The drop-down menu in these cells allows you to select the beam code check template that are applied to the beam. These templates determine the specific design criteria and code checks that are used for the beam. For more information about “Code Check Template” parameter, please refer to the sections:
"Revisiting Code Check Templates with a Special Focus on Beams",
"Code Check Templates", and "Design Criteria".
The reported DC (Demand-Capacity) ratio in beam design reflects the most critical scenario and represents the envelope value of the design.
When the design state of a beam reflects a "failed" situation and is accompanied by the term "Compatibility," it indicates that the beam is not suitable to function as a "b" within the structural design. In other words, it does not meet the necessary design criteria and requirements to serve its intended purpose.

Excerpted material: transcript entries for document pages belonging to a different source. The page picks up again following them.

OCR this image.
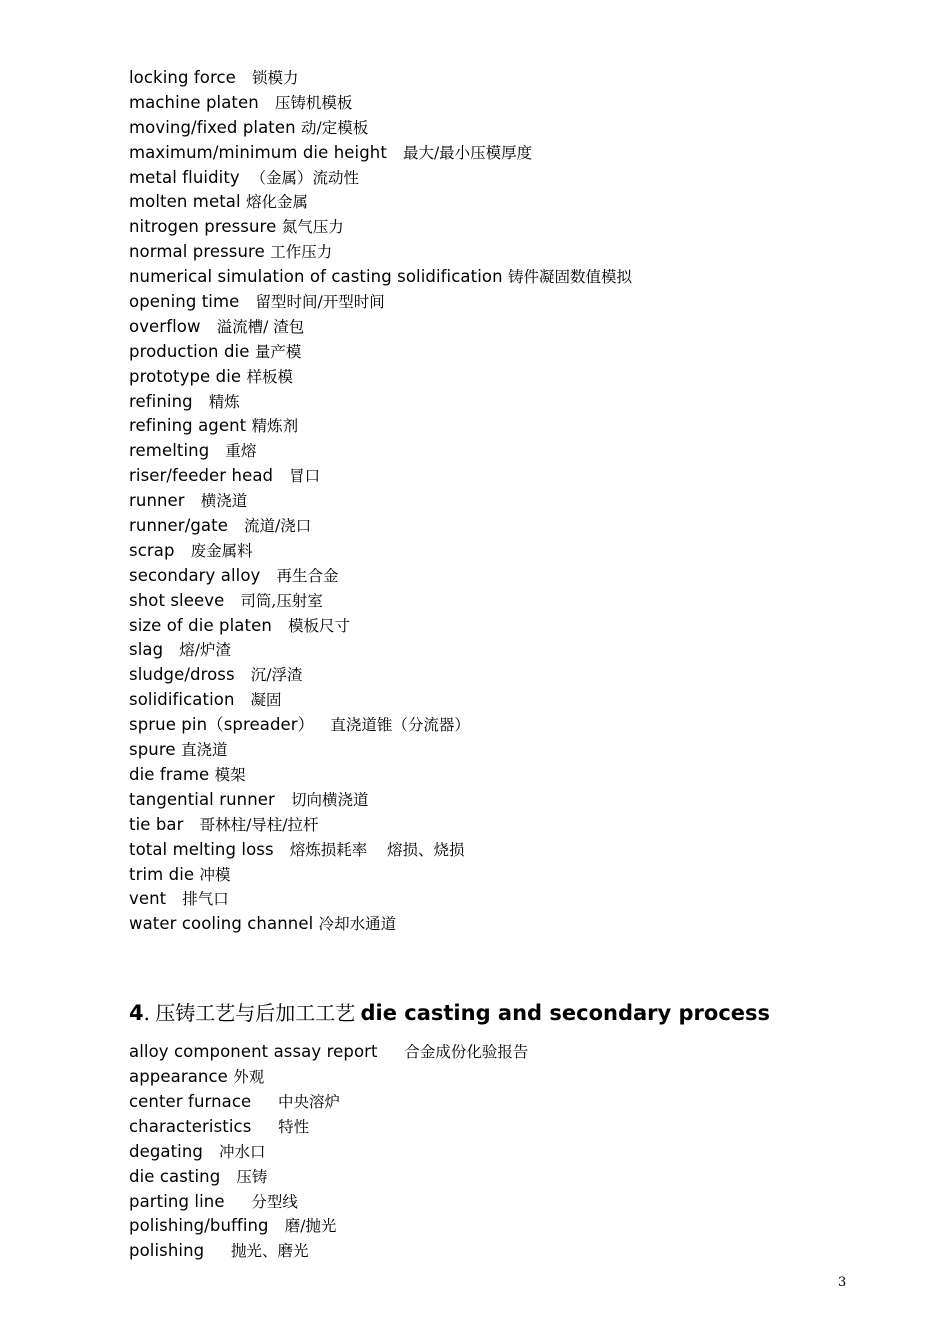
locking force 锁模力
machine platen 压铸机模板
moving/fixed platen 动/定模板
maximum/minimum die height 最大/最小压模厚度
metal fluidity （金属）流动性
molten metal 熔化金属
nitrogen pressure 氮气压力
normal pressure 工作压力
numerical simulation of casting solidification 铸件凝固数值模拟
opening time 留型时间/开型时间
overflow 溢流槽/ 渣包
production die 量产模
prototype die 样板模
refining 精炼
refining agent 精炼剂
remelting 重熔
riser/feeder head 冒口
runner 横浇道
runner/gate 流道/浇口
scrap 废金属料
secondary alloy 再生合金
shot sleeve 司筒,压射室
size of die platen 模板尺寸
slag 熔/炉渣
sludge/dross 沉/浮渣
solidification 凝固
sprue pin（spreader） 直浇道锥（分流器）
spure 直浇道
die frame 模架
tangential runner 切向横浇道
tie bar 哥林柱/导柱/拉杆
total melting loss 熔炼损耗率    熔损、烧损
trim die 冲模
vent 排气口
water cooling channel 冷却水通道
4. 压铸工艺与后加工工艺 die casting and secondary process
alloy component assay report 合金成份化验报告
appearance 外观
center furnace 中央溶炉
characteristics 特性
degating 冲水口
die casting 压铸
parting line 分型线
polishing/buffing 磨/抛光
polishing 抛光、磨光
3
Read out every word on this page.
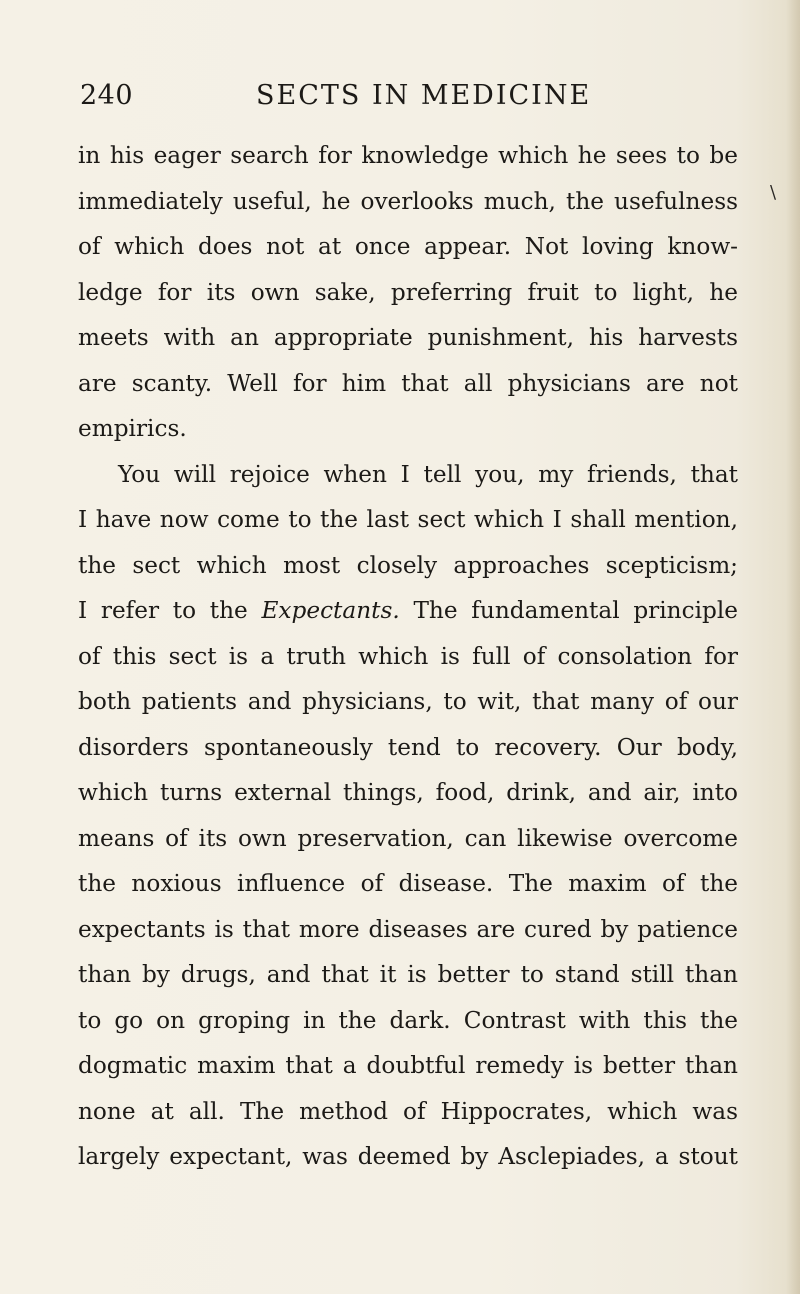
240	SECTS IN MEDICINE
\
in his eager search for knowledge which he sees to be
immediately useful, he overlooks much, the usefulness
of which does not at once appear. Not loving know-
ledge for its own sake, preferring fruit to light, he
meets with an appropriate punishment, his harvests
are scanty. Well for him that all physicians are not
empirics.
You will rejoice when I tell you, my friends, that
I have now come to the last sect which I shall mention,
the sect which most closely approaches scepticism;
I refer to the Expectants. The fundamental principle
of this sect is a truth which is full of consolation for
both patients and physicians, to wit, that many of our
disorders spontaneously tend to recovery. Our body,
which turns external things, food, drink, and air, into
means of its own preservation, can likewise overcome
the noxious influence of disease. The maxim of the
expectants is that more diseases are cured by patience
than by drugs, and that it is better to stand still than
to go on groping in the dark. Contrast with this the
dogmatic maxim that a doubtful remedy is better than
none at all. The method of Hippocrates, which was
largely expectant, was deemed by Asclepiades, a stout
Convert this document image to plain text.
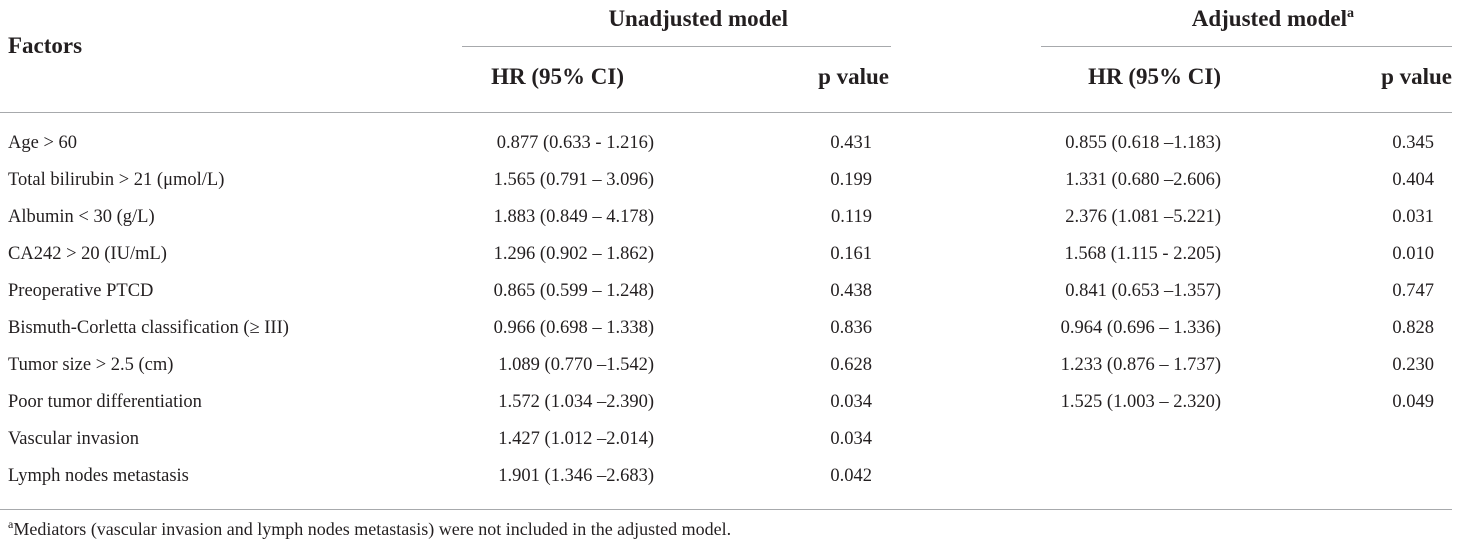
Factors	Unadjusted model			Adjusted model$^a$
	HR (95% CI)	p value		HR (95% CI)	p value
Age > 60	0.877 (0.633 - 1.216)	0.431		0.855 (0.618 –1.183)	0.345
Total bilirubin > 21 (μmol/L)	1.565 (0.791 – 3.096)	0.199		1.331 (0.680 –2.606)	0.404
Albumin < 30 (g/L)	1.883 (0.849 – 4.178)	0.119		2.376 (1.081 –5.221)	0.031
CA242 > 20 (IU/mL)	1.296 (0.902 – 1.862)	0.161		1.568 (1.115 - 2.205)	0.010
Preoperative PTCD	0.865 (0.599 – 1.248)	0.438		0.841 (0.653 –1.357)	0.747
Bismuth-Corletta classification (≥ III)	0.966 (0.698 – 1.338)	0.836		0.964 (0.696 – 1.336)	0.828
Tumor size > 2.5 (cm)	1.089 (0.770 –1.542)	0.628		1.233 (0.876 – 1.737)	0.230
Poor tumor differentiation	1.572 (1.034 –2.390)	0.034		1.525 (1.003 – 2.320)	0.049
Vascular invasion	1.427 (1.012 –2.014)	0.034			
Lymph nodes metastasis	1.901 (1.346 –2.683)	0.042			
$^a$Mediators (vascular invasion and lymph nodes metastasis) were not included in the adjusted model.
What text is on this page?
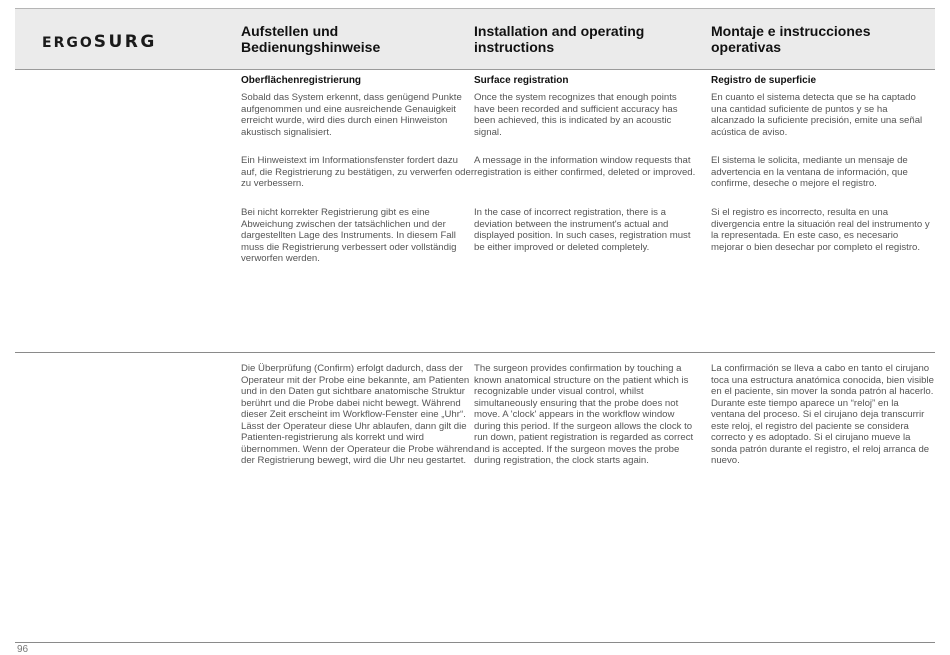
ERGOSURG
Aufstellen und Bedienungshinweise
Oberflächenregistrierung

Sobald das System erkennt, dass genügend Punkte aufgenommen und eine ausreichende Genauigkeit erreicht wurde, wird dies durch einen Hinweiston akustisch signalisiert.

Ein Hinweistext im Informationsfenster fordert dazu auf, die Registrierung zu bestätigen, zu verwerfen oder zu verbessern.

Bei nicht korrekter Registrierung gibt es eine Abweichung zwischen der tatsächlichen und der dargestellten Lage des Instruments. In diesem Fall muss die Registrierung verbessert oder vollständig verworfen werden.

Die Überprüfung (Confirm) erfolgt dadurch, dass der Operateur mit der Probe eine bekannte, am Patienten und in den Daten gut sichtbare anatomische Struktur berührt und die Probe dabei nicht bewegt. Während dieser Zeit erscheint im Workflow-Fenster eine „Uhr“. Lässt der Operateur diese Uhr ablaufen, dann gilt die Patienten-registrierung als korrekt und wird übernommen. Wenn der Operateur die Probe während der Registrierung bewegt, wird die Uhr neu gestartet.

Installation and operating instructions
Surface registration

Once the system recognizes that enough points have been recorded and sufficient accuracy has been achieved, this is indicated by an acoustic signal.

A message in the information window requests that registration is either confirmed, deleted or improved.

In the case of incorrect registration, there is a deviation between the instrument's actual and displayed position. In such cases, registration must be either improved or deleted completely.

The surgeon provides confirmation by touching a known anatomical structure on the patient which is recognizable under visual control, whilst simultaneously ensuring that the probe does not move. A 'clock' appears in the workflow window during this period. If the surgeon allows the clock to run down, patient registration is regarded as correct and is accepted. If the surgeon moves the probe during registration, the clock starts again.

Montaje e instrucciones operativas
Registro de superficie

En cuanto el sistema detecta que se ha captado una cantidad suficiente de puntos y se ha alcanzado la suficiente precisión, emite una señal acústica de aviso.

El sistema le solicita, mediante un mensaje de advertencia en la ventana de información, que confirme, deseche o mejore el registro.

Si el registro es incorrecto, resulta en una divergencia entre la situación real del instrumento y la representada. En este caso, es necesario mejorar o bien desechar por completo el registro.

La confirmación se lleva a cabo en tanto el cirujano toca una estructura anatómica conocida, bien visible en el paciente, sin mover la sonda patrón al hacerlo. Durante este tiempo aparece un “reloj” en la ventana del proceso. Si el cirujano deja transcurrir este reloj, el registro del paciente se considera correcto y es adoptado. Si el cirujano mueve la sonda patrón durante el registro, el reloj arranca de nuevo.

96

For more detailed information about the code check compatibility checks, it is recommended to refer to the section “Basic Compatibility Checks” under “Code Check Objects: Main Considerations”.
The "Design State" cell in the spreadsheet displays the status of the beam design.
Design State: “No Reinforcement”: If it shows "No Reinforcement," it means that the beam rebar templates need to be defined in the "Reinforcements" section.
Design State: “Need Verification”: On the other hand, if all the rebar assignments have been completed, the design state will be shown as "Need Verification". This signifies that the beam is ready for further verification and code check procedures.
The up-to-dateness of the beam design is monitored and indicated through several indicators presented below:
Design State: “red-dotted cell: If the project data has been modified after the code check, a red-dotted cell serves as a reminder that the code check needs to be re-run.
The status label "No Changes" indicates that the code check report for the beam is up-to-date.
The spreadsheet cell labeled "Changes After Last Code Check" provides information on the modifications made to the model following the completion of a code check. It displays the updates or revisions implemented as a result of the code check analysis.
Figure 4 depicts the newly opened spreadsheet that appears when the "View Changes" cell button is clicked, displaying any changes that have been made.
If the changes made are not significant enough to require re-running the code check, you can click on the "Ignore Changes" button. This action will change the status of the button from "View Changes" to "No Changes".
The "Back" button (Figure 4) enables you to return to the previous spreadsheet window.
The spreadsheet cell named "Code Check Timestamp" records the time at which the last code check was conducted. It serves as a reference to indicate the specific moment when the code check analysis was performed on the model.
These two cells, "Changes After Last Code Check" and "Code Check Timestamp," offer valuable insights into the code check process, allowing users to track and review the alterations made to the model and refer to the timestamp for the most recent code check operation.
The analysis source that will be considered during the verification process is indicated in the column cell labeled "Analysis Source". The selection and treatment of the analysis source in the code check process are explained in detail in the part “Revisiting Code Check Templates with a Special Focus on Beams” under the "Beam Design" section.
By clicking on the cell-button labeled "Show" in the "Detailed Report" cell, you can access the corresponding detailed reports for each set of load combinations based on the selected analysis results. These detailed reports provide information such as design parameters, analysis results, section analysis and code checks with relevant references. Figures 5a-5d showcase some screenshots from the column code check detailed report, highlighting the available information.
Lateral Beam
Please refer to the section labeled "Gravity Beam" for the design parameters, as they are identical to the ones mentioned previously, except for the type of code check template used.